Est-ce que ce toucher est clair, contenu, sécurisé ?

(Pas d’ambiguïté, un cadre verbal posé, un positionnement professionnel.)


Le toucher ne doit jamais envahir. Il s’ajuste. Il respecte l’histoire du corps en face, ses blessures, ses frontières. On le propose, jamais on ne l’impose.



Le toucher comme outil de présence


Le toucher peut jouer plusieurs rôles en psychomotricité avec les adultes :


1. Apaiser le corps


Un toucher lent, enveloppant, calme le système nerveux. Il réduit le stress, diminue les tensions musculaires, régule la respiration. C’est particulièrement aidant chez les personnes anxieuses ou douloureuses chroniques.
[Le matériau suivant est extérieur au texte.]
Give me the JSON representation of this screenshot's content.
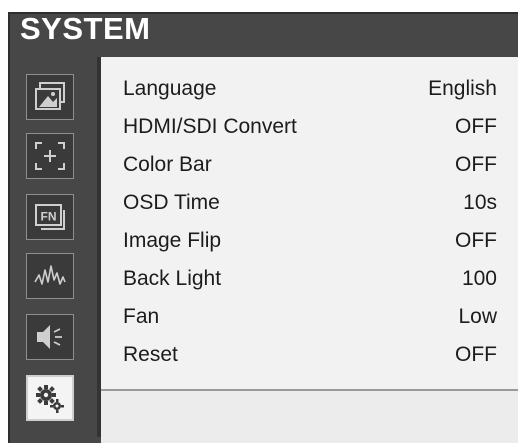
{
  "header": {
    "title": "SYSTEM"
  },
  "sidebar": {
    "icons": [
      "picture-icon",
      "focus-frame-icon",
      "fn-icon",
      "waveform-icon",
      "speaker-icon",
      "gears-icon"
    ],
    "active": "gears-icon"
  },
  "menu": {
    "rows": [
      {
        "label": "Language",
        "value": "English"
      },
      {
        "label": "HDMI/SDI Convert",
        "value": "OFF"
      },
      {
        "label": "Color Bar",
        "value": "OFF"
      },
      {
        "label": "OSD Time",
        "value": "10s"
      },
      {
        "label": "Image Flip",
        "value": "OFF"
      },
      {
        "label": "Back Light",
        "value": "100"
      },
      {
        "label": "Fan",
        "value": "Low"
      },
      {
        "label": "Reset",
        "value": "OFF"
      }
    ]
  },
  "colors": {
    "frame": "#474747",
    "panel": "#f2f2f2",
    "active_tab": "#f4f4f4"
  }
}
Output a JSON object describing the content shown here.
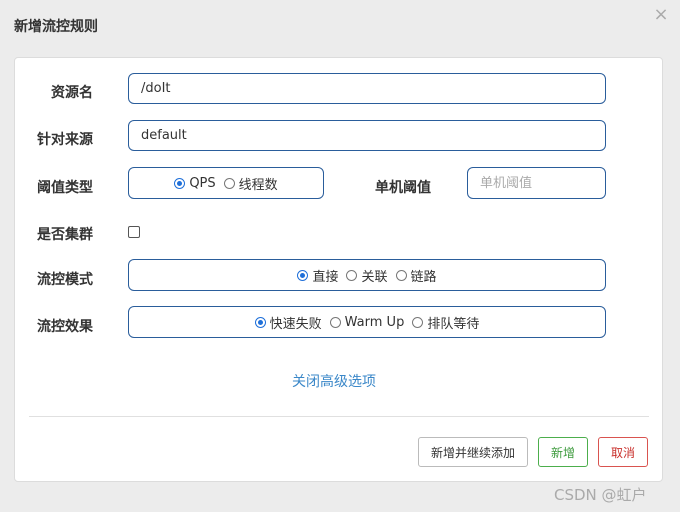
{
  "dialog": {
    "title": "新增流控规则",
    "close_symbol": "×"
  },
  "form": {
    "resource": {
      "label": "资源名",
      "value": "/doIt"
    },
    "source": {
      "label": "针对来源",
      "value": "default"
    },
    "threshold_type": {
      "label": "阈值类型",
      "options": [
        {
          "label": "QPS",
          "selected": true
        },
        {
          "label": "线程数",
          "selected": false
        }
      ]
    },
    "single_threshold": {
      "label": "单机阈值",
      "placeholder": "单机阈值",
      "value": ""
    },
    "cluster": {
      "label": "是否集群",
      "checked": false
    },
    "flow_mode": {
      "label": "流控模式",
      "options": [
        {
          "label": "直接",
          "selected": true
        },
        {
          "label": "关联",
          "selected": false
        },
        {
          "label": "链路",
          "selected": false
        }
      ]
    },
    "flow_effect": {
      "label": "流控效果",
      "options": [
        {
          "label": "快速失败",
          "selected": true
        },
        {
          "label": "Warm Up",
          "selected": false
        },
        {
          "label": "排队等待",
          "selected": false
        }
      ]
    },
    "advanced_link": "关闭高级选项"
  },
  "footer": {
    "add_continue": "新增并继续添加",
    "save": "新增",
    "cancel": "取消"
  },
  "watermark": "CSDN @虹户",
  "colors": {
    "input_border": "#2a5d9b",
    "link": "#3a87c8",
    "save": "#4cae4c",
    "cancel": "#d9534f"
  }
}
2. Redonner une présence au corps


Chez les adultes qui se “dissocient”, qui se sentent “ailleurs” ou qui ne sentent plus certaines zones (ex : après un traumatisme ou une immobilisation prolongée), le toucher ravive la carte corporelle.
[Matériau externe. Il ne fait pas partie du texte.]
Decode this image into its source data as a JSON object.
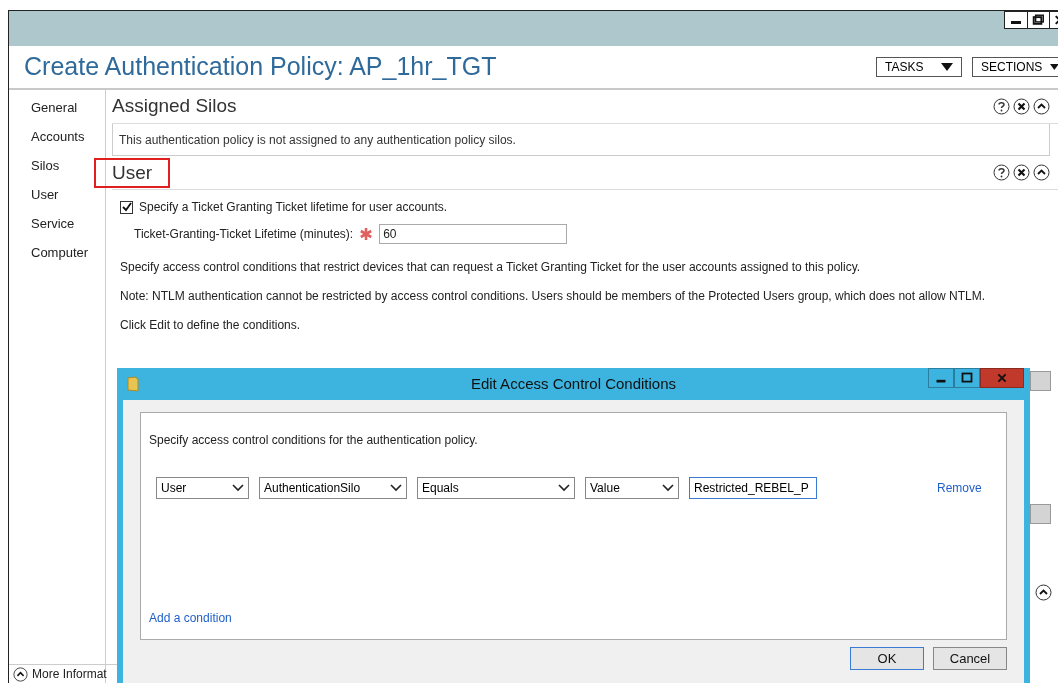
{
  "window": {
    "title": "Create Authentication Policy: AP_1hr_TGT",
    "buttons": [
      "TASKS",
      "SECTIONS"
    ]
  },
  "sidebar": {
    "items": [
      {
        "label": "General",
        "selected": false
      },
      {
        "label": "Accounts",
        "selected": false
      },
      {
        "label": "Silos",
        "selected": false
      },
      {
        "label": "User",
        "selected": false
      },
      {
        "label": "Service",
        "selected": false
      },
      {
        "label": "Computer",
        "selected": false
      }
    ]
  },
  "sections": [
    {
      "title": "Assigned Silos",
      "highlighted": false,
      "text": "This authentication policy is not assigned to any authentication policy silos."
    },
    {
      "title": "User",
      "highlighted": true
    }
  ],
  "user": {
    "checkbox": {
      "label": "Specify a Ticket Granting Ticket lifetime for user accounts.",
      "checked": true
    },
    "lifetime_label": "Ticket-Granting-Ticket Lifetime (minutes):",
    "lifetime_value": "60",
    "paragraphs": [
      "Specify access control conditions that restrict devices that can request a Ticket Granting Ticket for the user accounts assigned to this policy.",
      "Note: NTLM authentication cannot be restricted by access control conditions. Users should be members of the Protected Users group, which does not allow NTLM.",
      "Click Edit to define the conditions."
    ]
  },
  "footer": {
    "label": "More Informat"
  },
  "dialog": {
    "title": "Edit Access Control Conditions",
    "intro": "Specify access control conditions for the authentication policy.",
    "condition": {
      "dropdowns": [
        "User",
        "AuthenticationSilo",
        "Equals",
        "Value"
      ],
      "value": "Restricted_REBEL_P",
      "remove": "Remove"
    },
    "add": "Add a condition",
    "buttons": [
      "OK",
      "Cancel"
    ]
  }
}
C’est un “coucou” bienveillant aux zones oubliées.


3. Renforcer l’ancrage et la posture


En posant les mains sur les pieds, le dos, les épaules, on aide la personne à sentir son axe, son poids, sa verticalité. Un vrai coup de pouce à la confiance en soi corporelle !


4. Créer un lien non-verbal sécurisant


Le toucher peut parfois dire ce que les mots ne peuvent pas dire. Il transmet une présence, une attention, une reconnaissance de la personne. C’est un soin relationnel à part entière.



Les 5 conditions d’un toucher thérapeutique sécurisant


1. Le consentement clair et libre


Un toucher ne s’improvise pas, il se propose.

La personne doit pouvoir dire “oui” ou “non” librement, sans pression. Le consentement peut être verbal ou corporel, mais il est toujours respecté. Et il peut changer d’une séance à l’autre !


2. Une intention thérapeutique précise


Toucher pour quoi ? Pour qui ? À quel moment ?

Le toucher n’est jamais gratuit : il répond à un objectif thérapeutique (ancrage, détente, schéma corporel…). Il est toujours au service de la personne, jamais de l’intervenant.


3. Un cadre clair et verbalisé


Pas de zone floue : tout est expliqué, posé, transparent.

On annonce ce qu’on va faire, on pose les limites (zones concernées, durée, posture), on reste professionnel. Un cadre clair rassure et sécurise.


4. Une posture juste et respectueuse


Ni envahissant, ni distant : juste, présent, bienveillant.

Le thérapeute reste à l’écoute, ajuste son geste, s’adapte au vécu corporel de l’autre. On respecte l’intimité, les réactions émotionnelles, les silences. Le corps est un territoire sacré.


5. Une possibilité de réajustement permanent


On peut dire stop, on peut dire encore, on peut changer d’avis.

Le toucher thérapeutique est flexible. Ce qui est juste aujourd’hui ne l’est pas forcément demain. On écoute, on observe, on ajuste.


Le cadre, toujours le cadre !

En résumé, pour que le toucher soit thérapeutique, il faut un cadre clair comme de l’eau de roche :

On explique toujours le pourquoi du contact.

On demande l’accord, verbal ou corporel.

On délimite les zones (toujours dans le respect de l’intimité).

On peut toujours dire non (et c’est pleinement entendu).

On ajuste : un jour oui, un jour non. Ce n’est jamais figé.



En conclusion : le toucher, un langage du soin


Le toucher en psychomotricité, c’est un art subtil : entre science, éthique, écoute et humanité. C’est un dialogue silencieux, qui respecte les silences, les histoires, les limites.

C’est une main qui ne force pas, mais qui propose. Une main qui reconnaît le corps comme territoire intime et vivant.


Dans un monde où les contacts se font rares ou fonctionnels, offrir un toucher juste peut devenir un acte profondément réparateur. Parce que parfois, une main posée avec intention vaut plus que mille paroles.